Currently available olfactory tests are complex, reliant on static concentrations, and expensive. These barriers may limit usage in funded research, clinical utility, and self-assessment. AROMA offers a possible solution while maintaining clinical significance. AROMA yielded comparable results to the SST12 test (r = 0.412, P < .01) in scent identification. These findings augment AROMA’s validity and complement results from our previous study.[26] In addition, varied odorant concentrations may help differentiate impairments between scent detection and scent identification as these patterns are associated with distinct diseases.
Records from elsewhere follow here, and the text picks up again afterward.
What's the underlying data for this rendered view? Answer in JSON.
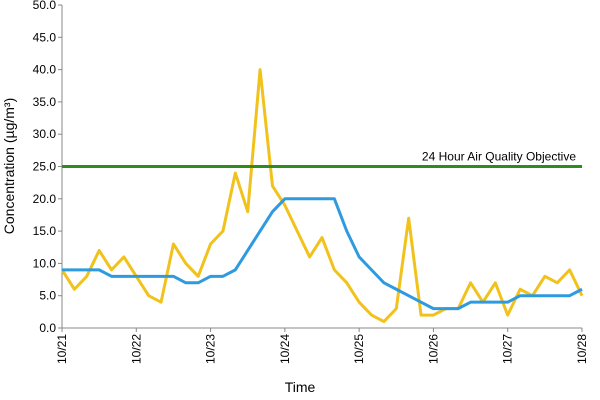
{
  "chart_data": {
    "type": "line",
    "x_label": "Time",
    "y_label": "Concentration (µg/m³)",
    "categories": [
      "10/21",
      null,
      null,
      null,
      null,
      null,
      "10/22",
      null,
      null,
      null,
      null,
      null,
      "10/23",
      null,
      null,
      null,
      null,
      null,
      "10/24",
      null,
      null,
      null,
      null,
      null,
      "10/25",
      null,
      null,
      null,
      null,
      null,
      "10/26",
      null,
      null,
      null,
      null,
      null,
      "10/27",
      null,
      null,
      null,
      null,
      null,
      "10/28"
    ],
    "series": [
      {
        "color": "#f2c21c",
        "values": [
          9,
          6,
          8,
          12,
          9,
          11,
          8,
          5,
          4,
          13,
          10,
          8,
          13,
          15,
          24,
          18,
          40,
          22,
          19,
          15,
          11,
          14,
          9,
          7,
          4,
          2,
          1,
          3,
          17,
          2,
          2,
          3,
          3,
          7,
          4,
          7,
          2,
          6,
          5,
          8,
          7,
          9,
          5
        ]
      },
      {
        "color": "#2e9be0",
        "values": [
          9,
          9,
          9,
          9,
          8,
          8,
          8,
          8,
          8,
          8,
          7,
          7,
          8,
          8,
          9,
          12,
          15,
          18,
          20,
          20,
          20,
          20,
          20,
          15,
          11,
          9,
          7,
          6,
          5,
          4,
          3,
          3,
          3,
          4,
          4,
          4,
          4,
          5,
          5,
          5,
          5,
          5,
          6
        ]
      }
    ],
    "objective": {
      "value": 25,
      "label": "24 Hour Air Quality Objective",
      "color": "#2e8b1e"
    },
    "ylim": [
      0,
      50
    ],
    "yticks": [
      {
        "value": 0,
        "label": "0.0"
      },
      {
        "value": 5,
        "label": "5.0"
      },
      {
        "value": 10,
        "label": "10.0"
      },
      {
        "value": 15,
        "label": "15.0"
      },
      {
        "value": 20,
        "label": "20.0"
      },
      {
        "value": 25,
        "label": "25.0"
      },
      {
        "value": 30,
        "label": "30.0"
      },
      {
        "value": 35,
        "label": "35.0"
      },
      {
        "value": 40,
        "label": "40.0"
      },
      {
        "value": 45,
        "label": "45.0"
      },
      {
        "value": 50,
        "label": "50.0"
      }
    ],
    "grid": false
  }
}
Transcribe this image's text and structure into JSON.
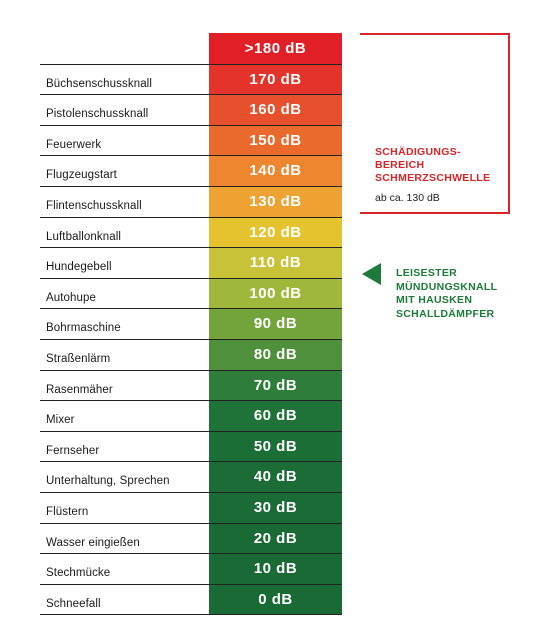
{
  "chart_data": {
    "type": "table",
    "rows": [
      {
        "source": "",
        "db_label": ">180 dB",
        "db": 180,
        "color": "#e01f26"
      },
      {
        "source": "Büchsenschussknall",
        "db_label": "170 dB",
        "db": 170,
        "color": "#e3332a"
      },
      {
        "source": "Pistolenschussknall",
        "db_label": "160 dB",
        "db": 160,
        "color": "#e7502c"
      },
      {
        "source": "Feuerwerk",
        "db_label": "150 dB",
        "db": 150,
        "color": "#ea6a2e"
      },
      {
        "source": "Flugzeugstart",
        "db_label": "140 dB",
        "db": 140,
        "color": "#ee8630"
      },
      {
        "source": "Flintenschussknall",
        "db_label": "130 dB",
        "db": 130,
        "color": "#eea232"
      },
      {
        "source": "Luftballonknall",
        "db_label": "120 dB",
        "db": 120,
        "color": "#e5c32f"
      },
      {
        "source": "Hundegebell",
        "db_label": "110 dB",
        "db": 110,
        "color": "#c8c238"
      },
      {
        "source": "Autohupe",
        "db_label": "100 dB",
        "db": 100,
        "color": "#9fb83c"
      },
      {
        "source": "Bohrmaschine",
        "db_label": "90 dB",
        "db": 90,
        "color": "#73a43c"
      },
      {
        "source": "Straßenlärm",
        "db_label": "80 dB",
        "db": 80,
        "color": "#4f903c"
      },
      {
        "source": "Rasenmäher",
        "db_label": "70 dB",
        "db": 70,
        "color": "#2f7d3a"
      },
      {
        "source": "Mixer",
        "db_label": "60 dB",
        "db": 60,
        "color": "#1f7238"
      },
      {
        "source": "Fernseher",
        "db_label": "50 dB",
        "db": 50,
        "color": "#1c6e37"
      },
      {
        "source": "Unterhaltung, Sprechen",
        "db_label": "40 dB",
        "db": 40,
        "color": "#1b6c37"
      },
      {
        "source": "Flüstern",
        "db_label": "30 dB",
        "db": 30,
        "color": "#1b6b36"
      },
      {
        "source": "Wasser eingießen",
        "db_label": "20 dB",
        "db": 20,
        "color": "#1a6a36"
      },
      {
        "source": "Stechmücke",
        "db_label": "10 dB",
        "db": 10,
        "color": "#1a6a36"
      },
      {
        "source": "Schneefall",
        "db_label": "0 dB",
        "db": 0,
        "color": "#1a6a36"
      }
    ]
  },
  "annotations": {
    "damage_zone": {
      "title": "SCHÄDIGUNGS-\nBEREICH\nSCHMERZSCHWELLE",
      "subtitle": "ab ca. 130 dB",
      "color": "#d8252a"
    },
    "silencer": {
      "text": "LEISESTER\nMÜNDUNGSKNALL\nMIT HAUSKEN\nSCHALLDÄMPFER",
      "color": "#1d7a3a"
    }
  }
}
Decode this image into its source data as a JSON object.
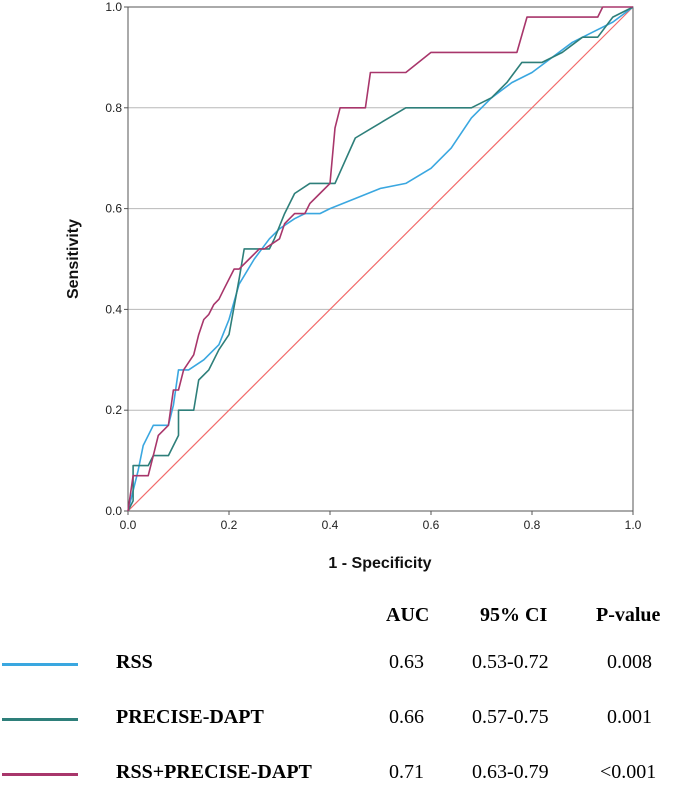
{
  "chart_data": {
    "type": "line",
    "title": "",
    "xlabel": "1 - Specificity",
    "ylabel": "Sensitivity",
    "xlim": [
      0,
      1
    ],
    "ylim": [
      0,
      1
    ],
    "xticks": [
      "0.0",
      "0.2",
      "0.4",
      "0.6",
      "0.8",
      "1.0"
    ],
    "yticks": [
      "0.0",
      "0.2",
      "0.4",
      "0.6",
      "0.8",
      "1.0"
    ],
    "grid": "horizontal",
    "reference_line": {
      "x": [
        0,
        1
      ],
      "y": [
        0,
        1
      ],
      "color": "#f26b6b"
    },
    "series": [
      {
        "name": "RSS",
        "color": "#3aa7e0",
        "x": [
          0,
          0.01,
          0.02,
          0.03,
          0.05,
          0.08,
          0.09,
          0.1,
          0.12,
          0.15,
          0.18,
          0.2,
          0.22,
          0.25,
          0.28,
          0.3,
          0.33,
          0.35,
          0.38,
          0.4,
          0.45,
          0.5,
          0.55,
          0.6,
          0.64,
          0.68,
          0.72,
          0.76,
          0.8,
          0.84,
          0.88,
          0.92,
          0.96,
          1.0
        ],
        "y": [
          0,
          0.04,
          0.08,
          0.13,
          0.17,
          0.17,
          0.21,
          0.28,
          0.28,
          0.3,
          0.33,
          0.38,
          0.45,
          0.5,
          0.54,
          0.56,
          0.58,
          0.59,
          0.59,
          0.6,
          0.62,
          0.64,
          0.65,
          0.68,
          0.72,
          0.78,
          0.82,
          0.85,
          0.87,
          0.9,
          0.93,
          0.95,
          0.97,
          1.0
        ]
      },
      {
        "name": "PRECISE-DAPT",
        "color": "#2e7f7a",
        "x": [
          0,
          0.01,
          0.01,
          0.04,
          0.05,
          0.08,
          0.1,
          0.1,
          0.11,
          0.13,
          0.14,
          0.16,
          0.18,
          0.2,
          0.22,
          0.23,
          0.24,
          0.27,
          0.28,
          0.29,
          0.31,
          0.33,
          0.36,
          0.38,
          0.41,
          0.45,
          0.5,
          0.55,
          0.62,
          0.68,
          0.72,
          0.75,
          0.78,
          0.82,
          0.86,
          0.9,
          0.93,
          0.96,
          1.0
        ],
        "y": [
          0,
          0.02,
          0.09,
          0.09,
          0.11,
          0.11,
          0.15,
          0.2,
          0.2,
          0.2,
          0.26,
          0.28,
          0.32,
          0.35,
          0.46,
          0.52,
          0.52,
          0.52,
          0.52,
          0.54,
          0.59,
          0.63,
          0.65,
          0.65,
          0.65,
          0.74,
          0.77,
          0.8,
          0.8,
          0.8,
          0.82,
          0.85,
          0.89,
          0.89,
          0.91,
          0.94,
          0.94,
          0.98,
          1.0
        ]
      },
      {
        "name": "RSS+PRECISE-DAPT",
        "color": "#a8366b",
        "x": [
          0,
          0.01,
          0.04,
          0.05,
          0.06,
          0.08,
          0.09,
          0.1,
          0.11,
          0.13,
          0.14,
          0.15,
          0.16,
          0.17,
          0.18,
          0.19,
          0.21,
          0.22,
          0.24,
          0.26,
          0.27,
          0.3,
          0.31,
          0.33,
          0.35,
          0.36,
          0.38,
          0.4,
          0.41,
          0.42,
          0.43,
          0.47,
          0.48,
          0.5,
          0.55,
          0.6,
          0.65,
          0.7,
          0.77,
          0.79,
          0.85,
          0.92,
          0.93,
          0.94,
          0.95,
          1.0
        ],
        "y": [
          0,
          0.07,
          0.07,
          0.11,
          0.15,
          0.17,
          0.24,
          0.24,
          0.28,
          0.31,
          0.35,
          0.38,
          0.39,
          0.41,
          0.42,
          0.44,
          0.48,
          0.48,
          0.5,
          0.52,
          0.52,
          0.54,
          0.57,
          0.59,
          0.59,
          0.61,
          0.63,
          0.65,
          0.76,
          0.8,
          0.8,
          0.8,
          0.87,
          0.87,
          0.87,
          0.91,
          0.91,
          0.91,
          0.91,
          0.98,
          0.98,
          0.98,
          0.98,
          1.0,
          1.0,
          1.0
        ]
      }
    ]
  },
  "legend_table": {
    "headers": {
      "auc": "AUC",
      "ci": "95% CI",
      "p": "P-value"
    },
    "rows": [
      {
        "name": "RSS",
        "color": "#3aa7e0",
        "auc": "0.63",
        "ci": "0.53-0.72",
        "p": "0.008"
      },
      {
        "name": "PRECISE-DAPT",
        "color": "#2e7f7a",
        "auc": "0.66",
        "ci": "0.57-0.75",
        "p": "0.001"
      },
      {
        "name": "RSS+PRECISE-DAPT",
        "color": "#a8366b",
        "auc": "0.71",
        "ci": "0.63-0.79",
        "p": "<0.001"
      }
    ]
  }
}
AROMA’s adaptability, stronger correlation with subjective olfactory status, and low cost may help remove barriers to the incorporation of olfactory testing into routine clinical care.

Author Contributions

Jennifer Li, performed literature review, collected data, wrote manuscript, edited manuscript; Gracie Palmer, performed literature review, collected data, assisted with writing and editing; Suraj Shankar, performed literature review, collected data, assisted with writing and editing; Mark R. Villwock, developed data analysis protocol, performed statistical analysis, edited manuscript; Alexander G. Chiu, provided content contributions at all stages, assisted with AROMA and project development; Kevin J. Sykes, developed AROMA and project, developed data analysis protocol, performed statistical analysis, edited manuscript; Jennifer A. Villwock, developed AROMA and project, developed data analysis protocol, wrote and edited manuscript.

Disclosures

Competing interests: Kevin J. Sykes and Jennifer A. Villwock hold a provisional patent (62/878,486) associated with intellectual property for Affordable Rapid Olfaction Measurement Array (AROMA).

Sponsorships: None.

Funding source: This project was supported by an American Academy of Otolaryngic Allergy Foundation Research Grant.